In a ram-backed configuration, performance increased by ~40% when this buffer was increased to 256 bytes. (Note: When using real flash devices, you will not see this level of performance improvement, as performance will be limited more by the flash device, however testing against RAM gives a good indication of any bottlenecks that may exist in the file system).
Please consider:
- Make the size of the internal dat[] array overridable/tunable, or a member of lfs_config
- If technically possible, leverage the existing pcache and rcache arrays to perform the compare, rather than creating a third array on the stack.
Full background
I have been investigating lfs performance on a Cortex-M4 processor running at 100MHz and, to rule out flash performance, implemented lfs_config->read(), lfs_config->prog() and lfs_config->erase() to read/write to a chunk of RAM instead (64kB, emulating 4x 256 pages per block).

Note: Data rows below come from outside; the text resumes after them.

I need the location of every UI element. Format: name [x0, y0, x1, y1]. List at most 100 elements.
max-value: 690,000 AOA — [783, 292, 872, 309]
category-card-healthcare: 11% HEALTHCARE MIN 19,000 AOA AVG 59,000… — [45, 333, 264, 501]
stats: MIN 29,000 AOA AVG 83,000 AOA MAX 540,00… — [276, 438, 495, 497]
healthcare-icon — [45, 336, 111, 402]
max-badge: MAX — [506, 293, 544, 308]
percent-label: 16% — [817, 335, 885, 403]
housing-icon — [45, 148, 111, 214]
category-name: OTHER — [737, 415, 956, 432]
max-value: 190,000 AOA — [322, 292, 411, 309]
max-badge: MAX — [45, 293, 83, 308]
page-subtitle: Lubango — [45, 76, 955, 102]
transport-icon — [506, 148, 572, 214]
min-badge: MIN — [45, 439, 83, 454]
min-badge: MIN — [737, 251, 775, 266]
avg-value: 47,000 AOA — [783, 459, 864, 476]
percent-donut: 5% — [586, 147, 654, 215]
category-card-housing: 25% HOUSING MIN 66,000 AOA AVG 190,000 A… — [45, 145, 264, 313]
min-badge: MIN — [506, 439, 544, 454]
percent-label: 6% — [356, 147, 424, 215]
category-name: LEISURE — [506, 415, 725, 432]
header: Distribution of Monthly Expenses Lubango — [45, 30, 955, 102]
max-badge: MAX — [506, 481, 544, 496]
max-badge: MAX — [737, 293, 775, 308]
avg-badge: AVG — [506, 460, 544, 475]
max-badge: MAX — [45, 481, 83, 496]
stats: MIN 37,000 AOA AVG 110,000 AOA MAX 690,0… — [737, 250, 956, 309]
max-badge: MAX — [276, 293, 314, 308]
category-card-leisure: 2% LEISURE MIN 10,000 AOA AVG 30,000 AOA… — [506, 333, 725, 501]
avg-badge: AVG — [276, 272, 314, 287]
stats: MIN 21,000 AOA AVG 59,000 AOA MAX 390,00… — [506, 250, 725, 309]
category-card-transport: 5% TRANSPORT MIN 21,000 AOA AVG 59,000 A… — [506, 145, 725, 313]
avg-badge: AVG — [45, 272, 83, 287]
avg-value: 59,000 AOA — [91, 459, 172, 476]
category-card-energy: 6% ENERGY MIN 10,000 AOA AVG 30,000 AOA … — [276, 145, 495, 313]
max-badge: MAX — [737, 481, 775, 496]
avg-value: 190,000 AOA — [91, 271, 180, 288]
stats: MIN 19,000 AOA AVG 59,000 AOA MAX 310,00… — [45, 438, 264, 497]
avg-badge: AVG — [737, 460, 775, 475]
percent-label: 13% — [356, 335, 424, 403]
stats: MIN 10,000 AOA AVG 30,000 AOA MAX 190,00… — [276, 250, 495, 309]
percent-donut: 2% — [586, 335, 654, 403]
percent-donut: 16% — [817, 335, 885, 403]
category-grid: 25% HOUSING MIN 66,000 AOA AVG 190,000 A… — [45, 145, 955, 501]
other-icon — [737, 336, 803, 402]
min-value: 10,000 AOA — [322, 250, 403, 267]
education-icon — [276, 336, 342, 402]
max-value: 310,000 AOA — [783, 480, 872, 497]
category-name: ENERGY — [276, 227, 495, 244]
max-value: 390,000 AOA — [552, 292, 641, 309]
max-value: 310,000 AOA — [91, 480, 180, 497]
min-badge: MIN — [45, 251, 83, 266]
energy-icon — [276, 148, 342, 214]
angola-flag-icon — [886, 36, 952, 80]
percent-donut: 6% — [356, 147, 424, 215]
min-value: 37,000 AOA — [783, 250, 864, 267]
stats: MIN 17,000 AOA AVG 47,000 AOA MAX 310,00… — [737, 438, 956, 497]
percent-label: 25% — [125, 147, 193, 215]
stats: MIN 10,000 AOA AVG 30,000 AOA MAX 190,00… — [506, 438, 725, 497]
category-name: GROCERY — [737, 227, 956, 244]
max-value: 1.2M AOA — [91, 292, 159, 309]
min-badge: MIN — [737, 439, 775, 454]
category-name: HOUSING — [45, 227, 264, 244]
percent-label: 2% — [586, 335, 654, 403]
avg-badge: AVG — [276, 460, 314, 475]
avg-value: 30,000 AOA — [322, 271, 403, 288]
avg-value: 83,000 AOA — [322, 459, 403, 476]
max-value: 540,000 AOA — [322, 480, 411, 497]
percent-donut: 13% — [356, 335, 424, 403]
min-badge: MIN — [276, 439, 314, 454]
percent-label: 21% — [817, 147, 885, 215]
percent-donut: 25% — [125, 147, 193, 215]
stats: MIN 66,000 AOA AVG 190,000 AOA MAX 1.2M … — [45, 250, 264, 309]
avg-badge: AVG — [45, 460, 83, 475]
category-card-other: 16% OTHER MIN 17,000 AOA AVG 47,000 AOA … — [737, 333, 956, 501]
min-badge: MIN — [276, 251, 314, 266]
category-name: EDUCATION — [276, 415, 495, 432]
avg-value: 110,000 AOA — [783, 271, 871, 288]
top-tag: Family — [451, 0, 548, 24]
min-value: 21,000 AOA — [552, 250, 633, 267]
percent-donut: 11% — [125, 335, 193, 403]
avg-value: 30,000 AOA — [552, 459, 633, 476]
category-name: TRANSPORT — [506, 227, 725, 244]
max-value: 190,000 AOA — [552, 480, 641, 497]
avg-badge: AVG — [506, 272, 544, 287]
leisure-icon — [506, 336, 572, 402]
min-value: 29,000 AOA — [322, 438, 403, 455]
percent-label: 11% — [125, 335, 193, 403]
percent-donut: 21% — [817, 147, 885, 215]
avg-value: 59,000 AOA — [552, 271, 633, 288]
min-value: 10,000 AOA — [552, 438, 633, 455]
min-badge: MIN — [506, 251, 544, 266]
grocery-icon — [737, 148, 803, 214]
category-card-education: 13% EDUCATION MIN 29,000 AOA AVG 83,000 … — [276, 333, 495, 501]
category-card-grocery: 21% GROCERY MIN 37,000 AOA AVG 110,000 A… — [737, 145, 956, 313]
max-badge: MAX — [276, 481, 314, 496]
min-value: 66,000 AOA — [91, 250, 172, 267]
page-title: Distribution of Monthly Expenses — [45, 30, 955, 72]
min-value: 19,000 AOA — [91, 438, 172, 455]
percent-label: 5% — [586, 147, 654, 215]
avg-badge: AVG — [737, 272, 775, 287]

I was surprised to see that even with this configuration, lfs_config->prog() performance was only ~1MB/s, indicating that there may be an inherent bottleneck in littlefs.
Part of this was due to the fact that I was using a vendor-provided precompiled version of newlib-nano with either PREFER_SIZE_OVER_SPEED or ___OPTIMIZE_SIZE___ defined that resulted in the simplest, and slowest implementation of memcpy() possible - and it was only able to achieve 10MB/s raw memcpy() throughput. (This is not directly relevant to the issue found, but I've included this in case others find this ticket - it may be worth checking your implementations of standard libc functions)
With an optimized version of raw memcpy() performance increased to 79MB/s, but lfs_config->prog() performance stubbornly remained around ~1.6MB/s.
When I increased lfs_bd_cmp()'s dat[8] buffer to 256 bytes (and therefore reduce the number of function calls to lfs_bd_read() and memcmp() by a factor of 32), lfs_config->prog performance increased to ~2.6MB/s. Still not great, but a worthy performance increase.
Numbers
Write benchmark: repeat(open/create file, write 8kB in 256bytes chunks, close file, delete file)
Read bechmark: create 8kB file, repeat(open file, read 8kB in 256bytes chunks, close file), delete file
Read | Benchmark timings (1MB) | littlefs throughput |
---|---|---|
newlib-nano (optimized for size) | 353ms | 2.8MB/s |
optimized memcpy | 100ms | 10MB/s |
Write | Benchmark timings (1MB) | littlefs throughput |
---|---|---|
newlib-nano (optimized for size) | 1041ms | 960kB/s |
optimzed memcpy | 634ms | 1.58MB/s |
lfs_bd_cmp(), dat[8->256] | 417ms | 2.39MB/s |
no validation (best case performance) | 241ms | 4.15MB/s |
It is worth noting that the optimized version of the Write benchmark (417ms) is slower than a separate 'no-validation' Write benchmark (241ms) followed by a Read Benchmark (100ms). This may indicate additional inefficiencies in the lfs_config->prog() implementation. Given that the lfs_config->read() performs a checksum validation, would it be faster/sufficient to validate the data written in lfs_config->prog() indirectly by using checksum validation, rather than a full-on memcmp()?